A competence model is the structure that sits behind readiness decisions. It defines what the organization means by skill, training, certification, verification, role readiness, and work fit.
Without that structure, competence becomes a flat archive. One record may represent a mandatory eLearning, another a forklift license, another a supervisor sign-off, and another years of practical process knowledge. If they are all treated as the same thing, the system cannot answer operational questions with enough precision.
Industrial teams need a model that reflects how people actually become ready.
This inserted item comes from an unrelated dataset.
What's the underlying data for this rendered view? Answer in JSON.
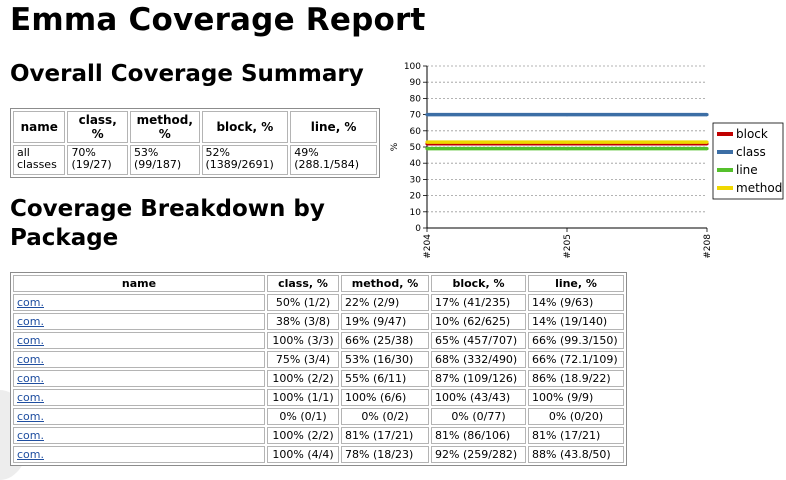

Separate the parts that matter
Skills describe practical capability. They may develop over time and may depend on a line, asset class, process step, vehicle type, tool, or site activity. A mechanic may be skilled in pump alignment but not high-voltage switching. An operator may be ready for packaging line start-up but not recipe changeover. A driver may be qualified for one vehicle class but not another.
Trainings build knowledge. They can cover site onboarding, safety rules, GMP expectations, emergency response, environmental awareness, product handling, or local procedures. Some trainings are periodic. Some are one-time. Some are required before access, while others are part of role development.
Certifications and licenses provide formal proof. They matter where external, legal, customer, or insurance requirements apply. Examples include VCA, forklift licenses, electrical qualifications, confined space, first aid, welding certificates, lifting certificates, or food safety qualifications.
Verification adds a practical check. It may be a supervisor sign-off, field assessment, observation, practical test, or approval after coached work. This matters where a certificate proves knowledge but not local readiness.
Work fit combines those parts into a practical answer: for this type of work, in this context, is the person ready?
Use levels where competence develops
Many competence systems are binary. A person is trained or not trained. Qualified or not qualified. That is too simple for industrial work.
Some capabilities develop through stages. A new operator may first observe, then perform under supervision, then work independently, then train others. A maintenance technician may be allowed to assist on a job before leading it. A contractor may be cleared for general site work but not for a specific unit, material, or high-risk activity.
Progression levels make that reality visible. They help the organization distinguish awareness from practical skill, supervised execution from independent execution, and local experience from generic qualification.
The model should stay simple enough to maintain. Levels are useful when they change how work is assigned, supervised, authorized, or audited. They are not useful when they become decorative labels nobody trusts.
Connect the model to the operation
A competence model becomes operational when it connects to the things that shape work. Roles are one layer, but roles are not enough. Requirements may depend on the asset, area, process, product, permit type, hazard, document, vehicle, tool, contractor scope, or customer rule.
For example, "maintenance technician" is too broad if one job involves hot work in a chemical area and another involves a low-risk inspection in a warehouse. "Operator" is too broad if line clearance, allergen changeover, and start-up after maintenance each require different readiness.
Vinkey's view is that competence should sit close to those operational references. Assets explain where and what the work affects. Work carries execution. Permit to Work adds authorization and risk controls. Documents define approved methods. Hazard and compliance processes add learning and assurance. Competence describes whether the people involved fit the work.
Avoid the training matrix trap
Training matrices are common because they are easy to understand. They list roles, trainings, and completion status. But a matrix often becomes weak when the operation changes faster than the spreadsheet.
New contractors arrive. Product routes change. A temporary process is introduced. A line is modified. A new customer requirement appears. A certification expires. A local exception is agreed during a shutdown. If the model only says "role X needs training Y", the site still has to manage the real readiness logic elsewhere.
A stronger model keeps the matrix idea where it helps, but adds structure for practical skills, formal proof, verification, work context, and expiry-sensitive evidence, which is also why training records do not prove competence.
The Vinkey view
Vinkey treats the competence model as a living part of operational control. It should be clear enough for supervisors and planners, precise enough for regulated work, and flexible enough for contractors, temporary work, and site-specific requirements.
The result is not a bigger training database. It is a more reliable way to understand readiness. People can see what is required, what is proven, what is still missing, and how that affects the work the site wants to run.